Revenues and the pre-tax result of the Services Division will settle at the level achieved, also in the months ahead, as a result of the steady and satisfactory production activities of the steel companies.

The recovery in the sales market and support from the positive effects of a program comprising measures to enhance efficiency will improve the Technology Division’s results, which should approach breakeven in the fourth quarter. As against the financial year 2009, a pre-tax loss is therefore anticipated for 2010 as a whole, but at a greatly reduced level. In summary, and having considered all currently discernible risks and potential, we believe that a pre-tax result in the lower double-digit million range is achievable in the current financial year.

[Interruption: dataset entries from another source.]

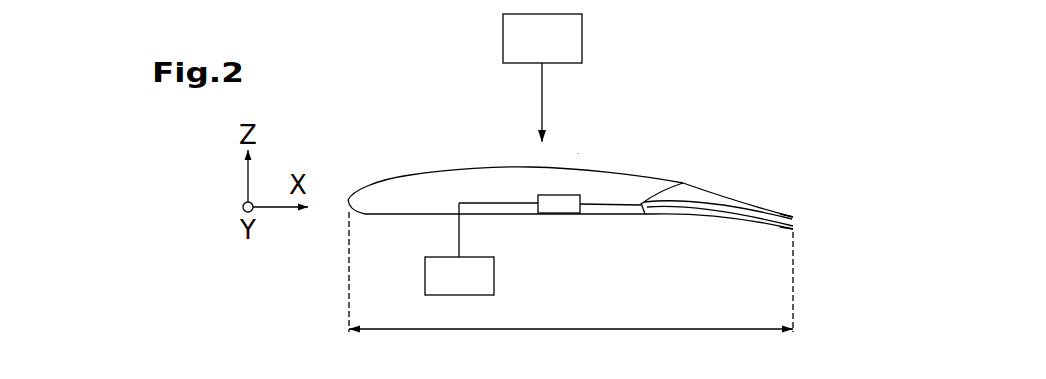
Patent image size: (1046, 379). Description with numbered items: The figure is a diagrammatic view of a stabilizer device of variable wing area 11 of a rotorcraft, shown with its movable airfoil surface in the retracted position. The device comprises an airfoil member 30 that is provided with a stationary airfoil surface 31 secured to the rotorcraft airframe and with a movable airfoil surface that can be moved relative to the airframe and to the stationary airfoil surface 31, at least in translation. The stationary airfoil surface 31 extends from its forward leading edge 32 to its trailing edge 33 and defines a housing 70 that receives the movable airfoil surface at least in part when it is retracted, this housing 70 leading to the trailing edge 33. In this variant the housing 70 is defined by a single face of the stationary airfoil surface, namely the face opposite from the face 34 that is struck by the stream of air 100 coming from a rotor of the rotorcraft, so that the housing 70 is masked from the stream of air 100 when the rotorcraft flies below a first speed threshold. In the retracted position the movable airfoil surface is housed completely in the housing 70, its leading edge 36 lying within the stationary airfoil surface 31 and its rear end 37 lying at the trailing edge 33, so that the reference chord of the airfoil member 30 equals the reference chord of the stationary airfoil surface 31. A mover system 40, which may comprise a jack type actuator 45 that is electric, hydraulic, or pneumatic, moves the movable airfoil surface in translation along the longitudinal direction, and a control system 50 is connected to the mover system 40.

The stream of air 100 is at (543, 105).
The stabilizer device of variable wing area 11 is at (578, 153).
The airfoil member 30 is at (596, 192).
The stationary airfoil surface 31 is at (517, 167).
The leading edge 32 is at (348, 200).
The trailing edge 33 is at (793, 216).
The face 34 is at (648, 173).
The leading edge 36 is at (647, 213).
The trailing edge lower end 37 is at (793, 228).
The housing 70 is at (757, 210).
The mover system 40 is at (533, 256).
The jack type actuator 45 is at (567, 205).
The control system 50 is at (446, 289).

As in recent years, we make reference to the fact that opportunities and risks from currently unforeseeable trends in selling prices, input materials and capacity level developments, as well as changes in the currency parity and metal prices, may still affect the annual accounts of the financial year 2010. Additional positive or negative effects may emanate from changes of a structural and methodological nature, especially, for instance, measurement under IFRS standards and their treatment. The resulting fluctuation in the consolidated pre-tax result may be within a considerable range, either to the positive or to the negative.

Disclaimer:

Some of the statements made in this report possess the character of forecasts or may be interpreted as such. They are made upon the best of information and belief, and by their nature are subject to the proviso that no unforeseeable deterioration occurs in the economy or in the specific market conditions pertaining to the companies of the various divisions, but rather that the underlying bases of plans and outlooks prove to be accurate as expected in terms of their scope and timing. The Company undertakes no obligation to update any forward-looking statements.